[CR]FLASH' HETCHINS HISTORY COMMENTS PART 1

(Example: Component Manufacturers)

From: "Thomas Rawson" <twrawson@worldnet.att.net>
To: "Richard M Sachs" <richardsachs@juno.com>, <Classicrendezvous@bikelist.org>
Date: Mon, 10 Mar 2003 12:59:38 -0800
Subject: [CR]FLASH' HETCHINS HISTORY COMMENTS PART 1

Tom & CR,

Where are the customers? I think Mark Reilly/Mark Joynt must have been asking themselves that question the whole of the last 18 months. They were the ones who tried to cop the Hetchins name--while the myth was still about that every one was hand-made down to the screws--and they sold maybe three bikes in 18 months. I think THEY thought there was a gold mine in making Hetchins (replicas), and they got it wrong. David Miller made no more than a dozen Hetchins in a good year, and he hasn't had a good year in a while. He does more renovations than new production, I suspect.

David Miller makes retro-Hetchins, too; a customer recently ordered a new Hetchins to fit a Super Record groupset. As long as there are a few NOS Super Record sets out there, there will be a demand for 1980 spec frames. But increasing the supply of retro-spec frames is not going to increase the supply of NOS groupsets.

You wanna see yer builder sweat blood? Take a look at the Carminargent at http://www.hetchins.org/camin01.htm. There's a frame hand-made down to the SCREWS. Cost double what a Hetchins did in its day! There's a market for that, too. But I very much doubt that increasing the supply of such completely hand-made frames would increase the demand for them.

The point I'm getting at is this: Reilly/Joynt probably thought that by increasing the supply of Hetchins, they would increase the number of takers. But the speciality cycle market does not work like that. It is less governed by supply and demand than by the whims of customers' taste. Those who want a hand-made as well as custom-made bike are as choosey about the frame builder as they are about the fittings and the paint and the groupset. Brand loyalty counts for a lot among these buyers. The number of customers who want a bicycle (or a car, or a rifle, for that matter) hand-made down to the screws, or a retro-spec, probably remains roughly constant in every decade, regardless of the number of builders prepared to invest their sweat in producing them. When there are fewer producers than the natural level of such buyers demands, then the desirability of HISTORIC frames increases; when there are MORE producers than the natural level of such buyers demands, then some of them go bust.

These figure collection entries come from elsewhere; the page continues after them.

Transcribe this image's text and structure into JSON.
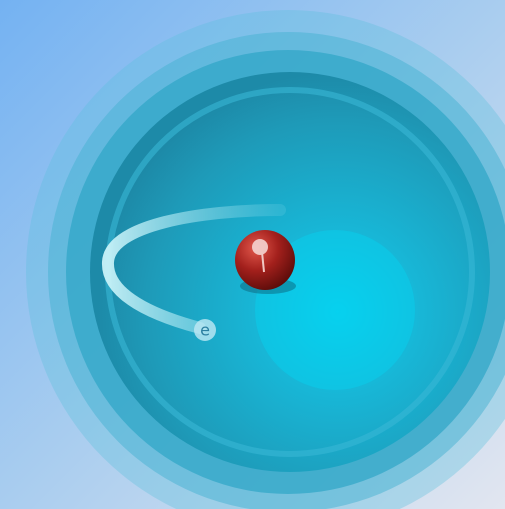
{
  "electron": {
    "label": "e"
  }
}
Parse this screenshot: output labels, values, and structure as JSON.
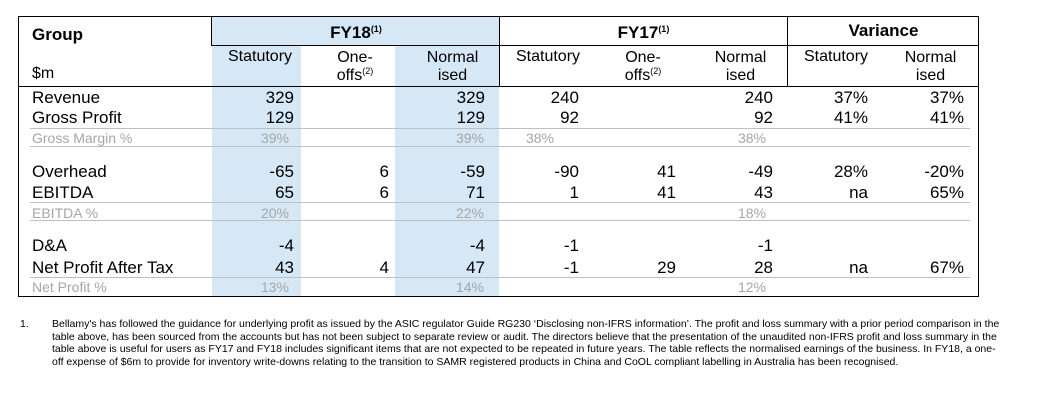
{
  "table": {
    "group_label": "Group",
    "unit_label": "$m",
    "periods": {
      "fy18": {
        "label": "FY18",
        "note": "(1)"
      },
      "fy17": {
        "label": "FY17",
        "note": "(1)"
      },
      "variance": {
        "label": "Variance"
      }
    },
    "subheaders": {
      "statutory": "Statutory",
      "oneoffs_line1": "One-",
      "oneoffs_line2": "offs",
      "oneoffs_note": "(2)",
      "normalised_line1": "Normal",
      "normalised_line2": "ised"
    },
    "rows": {
      "revenue": {
        "label": "Revenue",
        "fy18_stat": "329",
        "fy18_one": "",
        "fy18_norm": "329",
        "fy17_stat": "240",
        "fy17_one": "",
        "fy17_norm": "240",
        "var_stat": "37%",
        "var_norm": "37%"
      },
      "gross_profit": {
        "label": "Gross Profit",
        "fy18_stat": "129",
        "fy18_one": "",
        "fy18_norm": "129",
        "fy17_stat": "92",
        "fy17_one": "",
        "fy17_norm": "92",
        "var_stat": "41%",
        "var_norm": "41%"
      },
      "gross_margin": {
        "label": "Gross Margin %",
        "fy18_stat": "39%",
        "fy18_norm": "39%",
        "fy17_stat": "38%",
        "fy17_norm": "38%"
      },
      "overhead": {
        "label": "Overhead",
        "fy18_stat": "-65",
        "fy18_one": "6",
        "fy18_norm": "-59",
        "fy17_stat": "-90",
        "fy17_one": "41",
        "fy17_norm": "-49",
        "var_stat": "28%",
        "var_norm": "-20%"
      },
      "ebitda": {
        "label": "EBITDA",
        "fy18_stat": "65",
        "fy18_one": "6",
        "fy18_norm": "71",
        "fy17_stat": "1",
        "fy17_one": "41",
        "fy17_norm": "43",
        "var_stat": "na",
        "var_norm": "65%"
      },
      "ebitda_pct": {
        "label": "EBITDA %",
        "fy18_stat": "20%",
        "fy18_norm": "22%",
        "fy17_norm": "18%"
      },
      "da": {
        "label": "D&A",
        "fy18_stat": "-4",
        "fy18_norm": "-4",
        "fy17_stat": "-1",
        "fy17_norm": "-1"
      },
      "npat": {
        "label": "Net Profit After Tax",
        "fy18_stat": "43",
        "fy18_one": "4",
        "fy18_norm": "47",
        "fy17_stat": "-1",
        "fy17_one": "29",
        "fy17_norm": "28",
        "var_stat": "na",
        "var_norm": "67%"
      },
      "np_pct": {
        "label": "Net Profit %",
        "fy18_stat": "13%",
        "fy18_norm": "14%",
        "fy17_norm": "12%"
      }
    }
  },
  "footnote": {
    "marker": "1.",
    "text": "Bellamy's has followed the guidance for underlying profit as issued by the ASIC regulator Guide RG230 ‘Disclosing non-IFRS information’. The profit and loss summary with a prior period comparison in the table above, has been sourced from the accounts but has not been subject to separate review or audit. The directors believe that the presentation of the unaudited non-IFRS profit and loss summary in the table above is useful for users as FY17 and FY18 includes significant items that are not expected to be repeated in future years. The table reflects the normalised earnings of the business. In FY18, a one-off expense of $6m to provide for inventory write-downs relating to the transition to SAMR registered products in China and CoOL compliant labelling in Australia has been recognised."
  },
  "colors": {
    "fy18_shade": "#d6e7f5",
    "muted_text": "#a6a6a6"
  }
}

In my opinion, there is only one way to increase the demand for such items, and it is not to produce more of them. It is rather to educate the public that such things exist and why they are valuable. The mass of people who know only mass-produced toasters, mass-produced televisions, mass-produced steroes, and so on, do not know the difference and would not recognize it if they saw it. They have to be initiated into the world of the craftsman. Where are the customers? First, you have to impart a sense of taste to an otherwise plebian market. The public must first be enlightened. In other words, hand-made cycle building is a consciousness-raising exercise.

Is this beginning to sound like religion?